Foi, espérance et charité
La Parole ne change rien aux difficultés de la vie. Elle n’empêche pas de contracter le virus, de perdre son emploi ou une personne aimée. Elle n’intervient pas de manière magique pour changer le cours des événements. Mais elle est un puissant antidote au cynisme et à la démission, un moteur de l’espérance. Elle ravive au fond de l’être la foi, la conviction d’être accompagné. La Parole fait découvrir la présence discrète qui nous accompagne et qui est le véritable contrepoint à toutes les noirceurs du monde. La bercer quotidiennement en pratiquant le récitatif libère l’espace intérieur nécessaire à son action. Bien entendue, elle conduit à un agir inspiré par l’amour. J’aime ces mots si justes du jeune dominicain français Adrien Candiard recueillis dans son livre Veilleur, où en est la nuit? [1]
Sans le savoir, souvent, notre monde nous pose la même question : « Veilleur où en est la nuit? » Il nous interroge sur notre espérance, et il n’attend pas de nous des discours lénifiants, des théories rassurantes qui prouveront que tout ira mieux demain; le monde attend que nous vivions dans l’espérance c’est-à-dire que nous vivions pour l’éternité, que nous vivions pour ce qui compte vraiment et ne passera jamais (p. 93).

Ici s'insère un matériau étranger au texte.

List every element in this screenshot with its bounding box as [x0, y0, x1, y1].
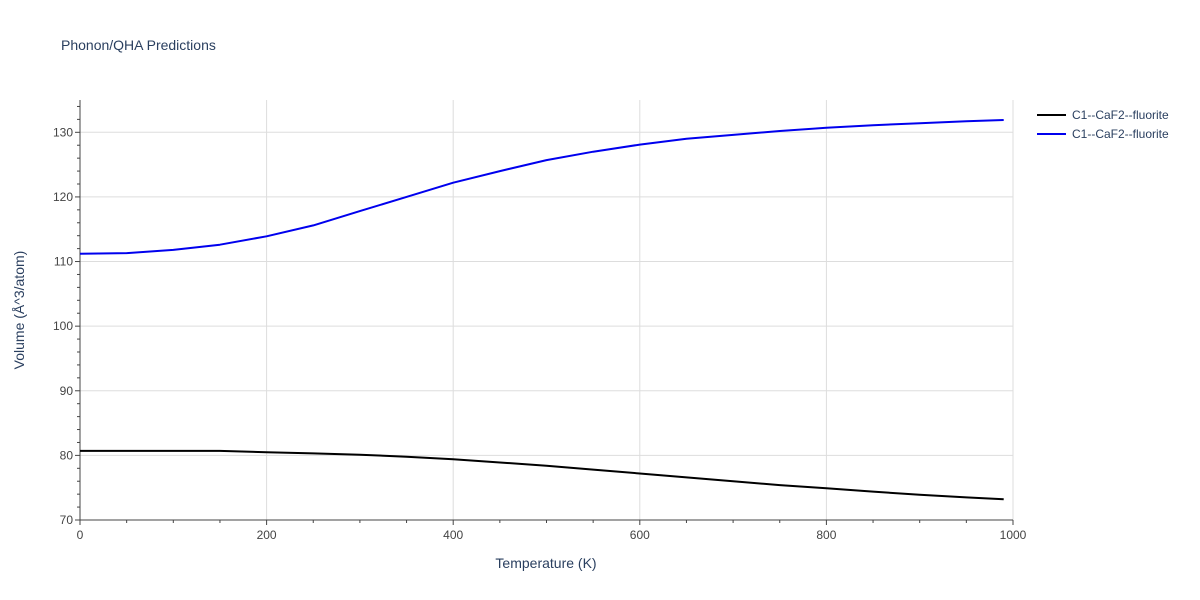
- legend-item-1[interactable]: C1--CaF2--fluorite: [1037, 108, 1169, 122]
- x-tick-label: 400: [443, 528, 463, 542]
- chart-title: Phonon/QHA Predictions: [61, 37, 216, 53]
- x-tick-label: 1000: [1000, 528, 1027, 542]
- x-tick-labels: 0 200 400 600 800 1000: [77, 528, 1027, 542]
- legend-label: C1--CaF2--fluorite: [1072, 127, 1169, 141]
- y-tick-label: 120: [53, 190, 73, 204]
- x-axis-label: Temperature (K): [495, 555, 596, 571]
- series-line-2: [79, 119, 1004, 255]
- y-tick-label: 70: [60, 513, 74, 527]
- series-line-1: [80, 449, 1004, 501]
- legend-label: C1--CaF2--fluorite: [1072, 108, 1169, 122]
- y-axis-label: Volume (Å^3/atom): [11, 251, 27, 370]
- grid-lines: [80, 100, 1014, 521]
- x-tick-label: 0: [77, 528, 84, 542]
- y-tick-label: 110: [54, 255, 73, 269]
- legend-item-2[interactable]: C1--CaF2--fluorite: [1037, 127, 1169, 141]
- x-tick-label: 800: [816, 528, 836, 542]
- y-tick-label: 130: [53, 125, 73, 139]
- axes: [75, 100, 1014, 525]
- y-tick-label: 80: [60, 448, 74, 462]
- y-tick-label: 90: [60, 384, 74, 398]
- y-tick-labels: 70 80 90 100 110 120 130: [53, 125, 73, 527]
- x-tick-label: 600: [630, 528, 650, 542]
- legend[interactable]: C1--CaF2--fluorite C1--CaF2--fluorite: [1037, 108, 1169, 141]
- x-tick-label: 200: [257, 528, 277, 542]
- y-tick-label: 100: [53, 319, 73, 333]
- series-lines: [79, 119, 1004, 501]
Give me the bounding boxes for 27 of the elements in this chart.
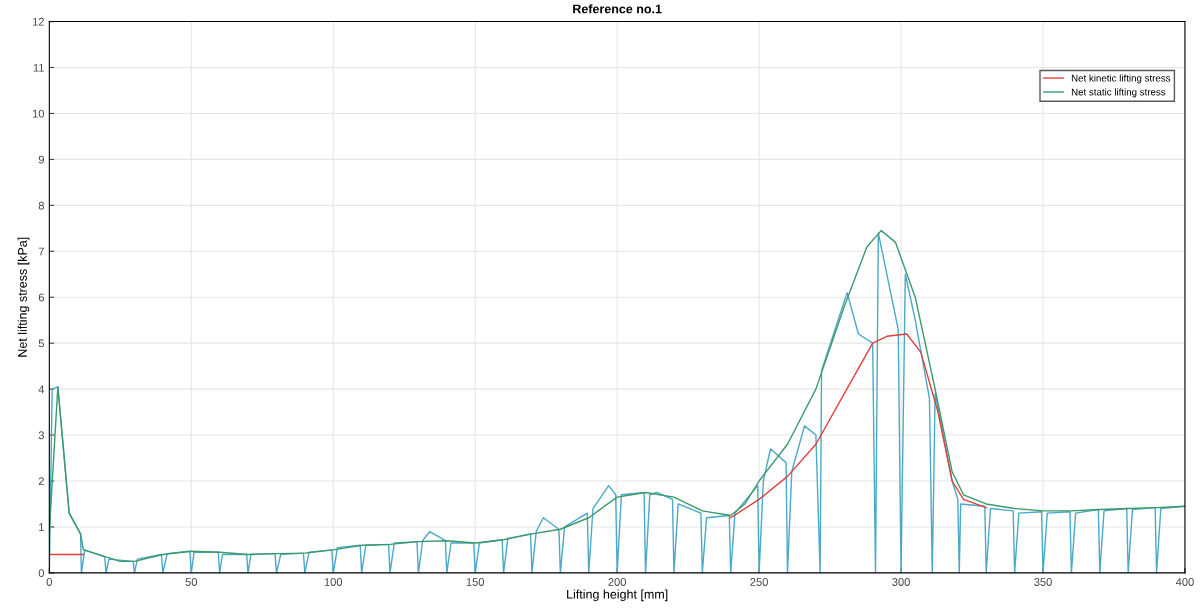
- legend-label: Net static lifting stress: [1071, 88, 1166, 98]
- x-tick-label: 150: [466, 578, 485, 586]
- y-tick-label: 3: [38, 431, 44, 440]
- x-axis-title: Lifting height [mm]: [567, 589, 668, 602]
- x-tick-label: 300: [892, 578, 910, 586]
- x-tick-label: 50: [185, 578, 198, 586]
- y-tick-label: 9: [38, 155, 44, 164]
- y-tick-label: 1: [39, 523, 44, 531]
- legend-label: Net kinetic lifting stress: [1071, 74, 1171, 84]
- x-tick-label: 350: [1034, 578, 1052, 586]
- chart-title: Reference no.1: [573, 4, 662, 14]
- x-tick-label: 0: [46, 578, 52, 586]
- y-tick-label: 8: [38, 201, 44, 210]
- x-tick-label: 200: [608, 578, 626, 586]
- y-tick-label: 11: [33, 63, 44, 72]
- x-tick-label: 100: [324, 578, 343, 586]
- x-tick-label: 400: [1175, 578, 1194, 586]
- y-axis-title: Net lifting stress [kPa]: [17, 237, 30, 357]
- y-tick-label: 0: [38, 569, 45, 578]
- x-tick-label: 250: [750, 578, 768, 586]
- y-tick-label: 7: [38, 247, 44, 256]
- y-tick-label: 2: [38, 477, 44, 486]
- y-tick-label: 4: [38, 385, 45, 394]
- y-tick-label: 12: [32, 17, 44, 26]
- y-tick-label: 6: [38, 293, 44, 302]
- y-tick-label: 10: [32, 109, 45, 118]
- y-tick-label: 5: [38, 339, 44, 348]
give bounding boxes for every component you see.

Et pour lui, cette espérance n’a rien d’abstrait. « Espérer est quelque chose de très concret : c’est croire que Dieu nous rend capables de poser des actes éternels » (p. 72-73). Et la question qui devrait nous habiter devant toutes les annonces de mauvaises nouvelles est la suivante « comment puis-je en faire une occasion d’aimer? » (p. 78).
Plus facile à dire qu’à faire, pourrions-nous répliquer. Sans doute! Cependant, pour que cette question en vienne à orienter notre vie et à la conduire vers sa pleine fécondité, se laisser habiter vraiment, quotidiennement, par la Parole me semble constituer un excellent point de départ! Pratiquer le récitatif biblique est une excellente manière de l’inviter à devenir contrepoint ou contrepoids à tout ce qui constitue nos jours!
Anne-Marie Chapleau est membre de l’Association canadienne du récitatif biblique.
[1] Adrien Candiard, Veilleur, où en est la nuit? Petit traité de l’espérance à l’usage des contemporains, Paris, Cerf, 2016.